Kedatangan pemuda itu banyak tidak sukai oleh para lelaki lain. Saya malah kadang lupa daratan bila sudah memandang mata pemuda itu. Saweran-saweran para lelaki lain tidak saya hiraukan. Kadang sebagian dari para lelaki itu pulang dengan wajah kesal. Benci memandang saya dengan pemuda itu. Hanya dengan pemuda itu.

Saya benar-benar merindukan matanya. Rasanya begitu sejuk dan menenangkan hati. Segala kegundahan yang menyelimuti hidup saya terasa hilang. Beban-beban hidup saya terasa menjadi lunak. Saya ingin ia datang kembali. Cepatlah kamu datang sayang ....

Semenjak saya memikirkan pemuda itu. Tiba-tiba saja gairah saya menjadi berkurang. Setiap malam banyak lelaki yang mengeluh berciuman dengan saya. Rasanya pahit. Payudara saya pun katanya tidak sekenyal kemarin-kemarin. Sedikit-demi sedikit para lelaki itu menghilang dari warung saya. Ibu menanyai saya perihal ini. Saya diam saja. Ibu menampar wajah saya. Saya diam saja. Saya melihat ayah terbaring di tempat tidur, saya langsung tersadar. Ayah harus sembuh. Ayah harus sembuh.

Kembali saya bergairah di malam hari meskipun dengan wajah terpaksa. Saya tidak bisa membohongi diri saya. Ah, semua demi ayah. Akan saya lakukan apapun demi dia. 

Pada malam hari kembali tubuh saya dinikmati oleh para lelaki. Mereka yang kemarin kurang bergairah, kini bergairah kembali. Malah semakin ramai. Warung saya menjadi semakin sempit. Kepulan asap rokok di mana-mana. Cecak-cecak dengan suka ria bercinta di dinding-dinding.

Seminggu lagi bulan purnama akan datang. Semoga pemuda itu datang menghampiri saya. Saya pasti akan semakin bergairah. Bila ia benar-benar datang, saya akan langsung melumat bibir dia. Mengajaknya berpandang-pandangan kembali seperti dulu. Hanya itu saat-saat terindah dalam hidup saya. Sangat aku tunggu kedatangannya.

Malam pertama bulan purnama datang. Cecak-cecak di tembok saling berkelahi. Kadang yang satu jatuh ke bawah dan mati. Cecak-cecak jantan berebut cecak betina yang sedang bunting. Saya dan seorang lelaki—yang kebagian jatah saya malam itu—masih saling melumat bibir di bawah cecak-cecak itu. Saweran uang berseliweran di warung saya.

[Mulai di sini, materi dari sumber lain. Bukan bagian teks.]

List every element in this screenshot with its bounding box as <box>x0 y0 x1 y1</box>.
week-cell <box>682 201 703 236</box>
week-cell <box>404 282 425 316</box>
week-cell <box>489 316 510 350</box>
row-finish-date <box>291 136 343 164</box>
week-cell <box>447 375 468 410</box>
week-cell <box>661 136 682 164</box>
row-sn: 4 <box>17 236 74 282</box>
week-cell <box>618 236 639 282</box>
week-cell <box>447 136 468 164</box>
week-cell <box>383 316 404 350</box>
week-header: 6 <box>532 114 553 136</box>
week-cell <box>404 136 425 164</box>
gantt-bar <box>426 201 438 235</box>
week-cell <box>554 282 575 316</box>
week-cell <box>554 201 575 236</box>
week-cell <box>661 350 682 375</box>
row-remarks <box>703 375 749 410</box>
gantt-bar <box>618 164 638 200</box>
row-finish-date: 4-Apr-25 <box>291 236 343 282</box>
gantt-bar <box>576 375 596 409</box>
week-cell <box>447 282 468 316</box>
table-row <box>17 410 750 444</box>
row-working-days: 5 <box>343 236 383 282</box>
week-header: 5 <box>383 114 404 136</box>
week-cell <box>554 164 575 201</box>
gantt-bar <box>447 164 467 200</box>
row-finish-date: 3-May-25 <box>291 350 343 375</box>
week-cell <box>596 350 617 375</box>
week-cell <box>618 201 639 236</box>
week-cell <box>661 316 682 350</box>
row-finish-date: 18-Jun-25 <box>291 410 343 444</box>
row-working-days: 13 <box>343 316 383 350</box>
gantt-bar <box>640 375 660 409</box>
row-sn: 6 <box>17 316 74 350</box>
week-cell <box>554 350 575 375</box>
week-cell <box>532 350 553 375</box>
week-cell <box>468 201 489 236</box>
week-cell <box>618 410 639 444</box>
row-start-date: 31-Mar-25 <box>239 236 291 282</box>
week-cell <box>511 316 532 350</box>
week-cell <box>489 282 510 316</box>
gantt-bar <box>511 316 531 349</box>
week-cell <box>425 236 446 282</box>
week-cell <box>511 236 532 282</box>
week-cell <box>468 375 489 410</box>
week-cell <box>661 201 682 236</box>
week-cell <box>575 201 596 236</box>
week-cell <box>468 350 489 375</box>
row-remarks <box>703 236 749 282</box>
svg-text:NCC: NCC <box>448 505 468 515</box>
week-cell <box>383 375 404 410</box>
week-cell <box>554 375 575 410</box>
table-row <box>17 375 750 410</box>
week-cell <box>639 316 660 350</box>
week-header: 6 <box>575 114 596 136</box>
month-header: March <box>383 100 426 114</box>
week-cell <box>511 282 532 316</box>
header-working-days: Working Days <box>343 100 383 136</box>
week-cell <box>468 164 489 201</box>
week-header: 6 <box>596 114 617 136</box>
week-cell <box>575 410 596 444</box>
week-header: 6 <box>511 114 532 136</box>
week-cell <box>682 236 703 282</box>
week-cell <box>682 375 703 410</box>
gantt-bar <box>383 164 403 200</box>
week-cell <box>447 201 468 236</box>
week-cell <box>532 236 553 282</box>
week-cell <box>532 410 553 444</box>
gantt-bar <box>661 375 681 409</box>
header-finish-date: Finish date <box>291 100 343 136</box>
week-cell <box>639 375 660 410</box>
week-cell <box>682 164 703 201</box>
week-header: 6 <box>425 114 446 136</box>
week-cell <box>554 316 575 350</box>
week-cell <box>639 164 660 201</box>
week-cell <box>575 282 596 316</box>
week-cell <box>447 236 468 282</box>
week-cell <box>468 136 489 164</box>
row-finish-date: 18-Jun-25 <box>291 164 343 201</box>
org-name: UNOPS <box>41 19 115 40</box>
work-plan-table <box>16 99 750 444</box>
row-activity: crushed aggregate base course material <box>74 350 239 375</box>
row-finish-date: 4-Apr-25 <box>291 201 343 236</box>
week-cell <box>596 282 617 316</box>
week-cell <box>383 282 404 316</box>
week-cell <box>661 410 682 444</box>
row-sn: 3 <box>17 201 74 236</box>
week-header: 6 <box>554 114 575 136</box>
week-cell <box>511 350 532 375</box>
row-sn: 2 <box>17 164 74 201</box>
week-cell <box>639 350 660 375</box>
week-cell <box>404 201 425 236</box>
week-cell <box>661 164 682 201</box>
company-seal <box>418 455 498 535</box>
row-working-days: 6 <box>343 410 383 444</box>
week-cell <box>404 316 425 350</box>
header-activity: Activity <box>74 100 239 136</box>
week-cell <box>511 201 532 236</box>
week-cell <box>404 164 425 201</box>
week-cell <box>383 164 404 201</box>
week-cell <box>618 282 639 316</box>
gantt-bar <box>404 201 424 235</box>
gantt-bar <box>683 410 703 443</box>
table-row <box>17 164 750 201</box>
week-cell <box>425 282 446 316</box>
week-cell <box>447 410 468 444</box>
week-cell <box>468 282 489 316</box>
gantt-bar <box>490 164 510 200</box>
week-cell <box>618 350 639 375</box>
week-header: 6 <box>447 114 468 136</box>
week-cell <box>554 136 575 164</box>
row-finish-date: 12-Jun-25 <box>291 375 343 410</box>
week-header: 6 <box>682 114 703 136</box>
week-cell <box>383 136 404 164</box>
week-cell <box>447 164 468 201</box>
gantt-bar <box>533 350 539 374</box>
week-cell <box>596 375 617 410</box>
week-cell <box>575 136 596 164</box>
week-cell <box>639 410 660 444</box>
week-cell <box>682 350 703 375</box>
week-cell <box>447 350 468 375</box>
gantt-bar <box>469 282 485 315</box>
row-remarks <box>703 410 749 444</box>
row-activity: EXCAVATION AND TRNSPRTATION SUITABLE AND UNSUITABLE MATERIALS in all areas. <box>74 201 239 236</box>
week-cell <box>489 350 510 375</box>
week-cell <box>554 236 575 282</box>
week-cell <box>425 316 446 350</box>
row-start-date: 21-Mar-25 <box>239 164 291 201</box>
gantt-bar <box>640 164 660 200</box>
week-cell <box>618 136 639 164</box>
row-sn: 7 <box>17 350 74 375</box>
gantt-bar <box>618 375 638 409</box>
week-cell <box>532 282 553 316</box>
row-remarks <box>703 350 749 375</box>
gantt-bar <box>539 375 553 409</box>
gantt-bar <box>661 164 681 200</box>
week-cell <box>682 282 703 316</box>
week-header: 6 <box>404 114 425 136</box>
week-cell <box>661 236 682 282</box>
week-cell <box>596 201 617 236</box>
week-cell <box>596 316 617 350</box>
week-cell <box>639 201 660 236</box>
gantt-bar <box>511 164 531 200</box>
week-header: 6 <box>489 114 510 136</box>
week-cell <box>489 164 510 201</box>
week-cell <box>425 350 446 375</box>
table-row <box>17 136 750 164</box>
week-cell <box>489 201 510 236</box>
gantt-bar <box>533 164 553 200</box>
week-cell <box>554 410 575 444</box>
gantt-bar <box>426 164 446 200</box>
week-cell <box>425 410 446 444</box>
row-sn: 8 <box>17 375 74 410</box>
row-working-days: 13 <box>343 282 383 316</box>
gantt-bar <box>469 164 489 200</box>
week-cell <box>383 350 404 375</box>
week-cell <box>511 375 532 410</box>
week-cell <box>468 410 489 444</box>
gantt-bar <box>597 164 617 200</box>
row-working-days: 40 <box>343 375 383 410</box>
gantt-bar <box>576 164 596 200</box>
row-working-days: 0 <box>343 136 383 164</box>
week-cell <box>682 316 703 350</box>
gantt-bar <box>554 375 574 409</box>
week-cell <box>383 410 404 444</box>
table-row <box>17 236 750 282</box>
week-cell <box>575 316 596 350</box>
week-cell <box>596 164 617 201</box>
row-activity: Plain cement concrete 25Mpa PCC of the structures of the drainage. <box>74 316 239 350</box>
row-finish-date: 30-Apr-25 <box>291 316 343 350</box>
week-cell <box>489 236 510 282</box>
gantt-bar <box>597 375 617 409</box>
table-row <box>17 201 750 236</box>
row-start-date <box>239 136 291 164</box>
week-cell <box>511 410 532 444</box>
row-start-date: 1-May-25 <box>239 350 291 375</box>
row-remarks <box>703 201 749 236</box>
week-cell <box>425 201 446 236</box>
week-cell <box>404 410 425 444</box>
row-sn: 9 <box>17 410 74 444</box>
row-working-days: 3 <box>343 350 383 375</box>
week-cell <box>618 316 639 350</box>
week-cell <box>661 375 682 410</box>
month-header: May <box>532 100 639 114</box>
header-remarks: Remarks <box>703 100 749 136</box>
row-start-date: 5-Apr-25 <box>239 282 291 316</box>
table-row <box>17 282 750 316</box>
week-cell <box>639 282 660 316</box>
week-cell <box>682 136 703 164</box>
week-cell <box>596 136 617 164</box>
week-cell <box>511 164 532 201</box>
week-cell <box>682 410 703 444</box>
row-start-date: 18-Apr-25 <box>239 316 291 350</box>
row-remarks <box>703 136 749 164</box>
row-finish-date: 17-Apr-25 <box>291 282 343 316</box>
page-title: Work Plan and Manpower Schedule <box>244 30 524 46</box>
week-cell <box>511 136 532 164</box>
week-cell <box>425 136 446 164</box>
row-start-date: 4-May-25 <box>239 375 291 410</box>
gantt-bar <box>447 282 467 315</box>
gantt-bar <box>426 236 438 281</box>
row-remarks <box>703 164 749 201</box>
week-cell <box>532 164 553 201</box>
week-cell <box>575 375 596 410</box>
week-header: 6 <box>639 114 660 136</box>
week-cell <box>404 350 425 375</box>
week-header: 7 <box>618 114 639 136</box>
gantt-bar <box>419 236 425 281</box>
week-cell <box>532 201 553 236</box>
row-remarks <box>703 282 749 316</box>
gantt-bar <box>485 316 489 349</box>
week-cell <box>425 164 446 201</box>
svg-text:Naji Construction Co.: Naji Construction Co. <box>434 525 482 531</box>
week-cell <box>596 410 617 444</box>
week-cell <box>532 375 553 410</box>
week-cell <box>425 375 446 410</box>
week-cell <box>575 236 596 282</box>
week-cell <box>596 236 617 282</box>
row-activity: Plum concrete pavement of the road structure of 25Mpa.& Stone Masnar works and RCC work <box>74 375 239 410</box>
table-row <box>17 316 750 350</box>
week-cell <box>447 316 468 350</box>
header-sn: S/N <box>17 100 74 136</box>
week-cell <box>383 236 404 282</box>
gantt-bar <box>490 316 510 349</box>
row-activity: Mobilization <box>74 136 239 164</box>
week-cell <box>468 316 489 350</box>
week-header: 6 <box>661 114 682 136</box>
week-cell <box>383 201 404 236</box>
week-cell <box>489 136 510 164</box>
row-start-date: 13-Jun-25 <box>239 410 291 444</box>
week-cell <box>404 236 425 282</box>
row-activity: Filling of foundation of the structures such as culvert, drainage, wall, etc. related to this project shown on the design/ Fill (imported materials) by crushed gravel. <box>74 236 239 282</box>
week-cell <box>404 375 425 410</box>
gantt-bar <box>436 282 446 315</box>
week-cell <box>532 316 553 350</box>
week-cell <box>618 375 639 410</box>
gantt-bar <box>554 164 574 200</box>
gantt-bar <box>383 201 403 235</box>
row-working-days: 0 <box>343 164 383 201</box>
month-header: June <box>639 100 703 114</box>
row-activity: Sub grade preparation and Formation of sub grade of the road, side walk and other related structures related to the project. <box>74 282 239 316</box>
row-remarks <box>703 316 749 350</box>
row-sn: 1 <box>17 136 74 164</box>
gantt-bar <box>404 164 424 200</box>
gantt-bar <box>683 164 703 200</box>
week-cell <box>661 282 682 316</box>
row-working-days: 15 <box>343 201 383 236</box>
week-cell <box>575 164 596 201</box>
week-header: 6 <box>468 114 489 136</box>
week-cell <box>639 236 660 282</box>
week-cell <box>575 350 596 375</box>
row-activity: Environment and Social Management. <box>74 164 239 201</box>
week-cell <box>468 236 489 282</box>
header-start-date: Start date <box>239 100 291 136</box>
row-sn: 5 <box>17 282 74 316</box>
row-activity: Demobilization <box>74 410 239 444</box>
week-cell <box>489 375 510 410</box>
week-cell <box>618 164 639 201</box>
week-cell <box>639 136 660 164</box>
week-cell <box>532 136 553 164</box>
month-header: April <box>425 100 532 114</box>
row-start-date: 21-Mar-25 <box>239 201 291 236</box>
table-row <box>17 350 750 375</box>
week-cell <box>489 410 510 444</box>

Tiba-tiba suasana menjadi hening ketika datang seorang pemuda tampan. Para lelaki memasukkan kembali uang-uang yang berseliweran tadi ke kantong celana mereka masing-masing. Sedangkan saya masih menikmati ciuman dengan lelaki yang tadi. Saya pun berhenti berciuman. Seketika saya melihat wajah para lelaki yang lain memasang wajah yang kurang enak dipandang. Wajah-wajah kusut. Saya langsung terperangah ketika melihat sesosok pemuda berhidung mancung itu memandang ke arah saya. Menghampiri saya. Ia memegang pundak saya. Tubuh saya bergetar tak karuan. Mata itu, sama seperti mata yang dulu. Mata yang sangat saya rindukan.

Saya tak berkutik. Saya lupa dengan janji saya bila bertemu dengannya akan langsung melumat bibirnya. Semua tubuhku tak bisa berbicara. Seperti yang dulu. Pandangan mata itu menatap tajam mata saya. Kali ini tatapan matanya memberikan banyak isyarat yang tidak bisa saya terima. Saya terasa di bawa ke alam bawah sadarnya. Terbawa ke sebuah alam yang jelas sekali alam yang belum pernah saya lihat. Aneh. Tapi rasanya saya tahu hal ini dari kitab suci yang pernah saya baca. Tapi apa? Saya tidak bisa menafsirkan dengan kata-kata. Saya semakin di bawa ke kedalaman matanya. Saya bisa melihat orang-orang mandi di sungai jernih. Melihat banyak burung-burung indah berterbangan. Sesekali api-api juga berloncatan dari matanya. Kobaran api-yang meluap-luap. Saya tak bisa mendengar segala suara di sekeliling saya selain apa yang saya dengar dari kedalaman matanya. Tiba-tiba saja air mata keluar membasahi pipi saya.

"Izinkan saya membawa ayahmu ke tempat yang tenang," ujarnya.

Saya langsung tersadar. Dan pemuda itu seketika menghilang dari hadapan saya.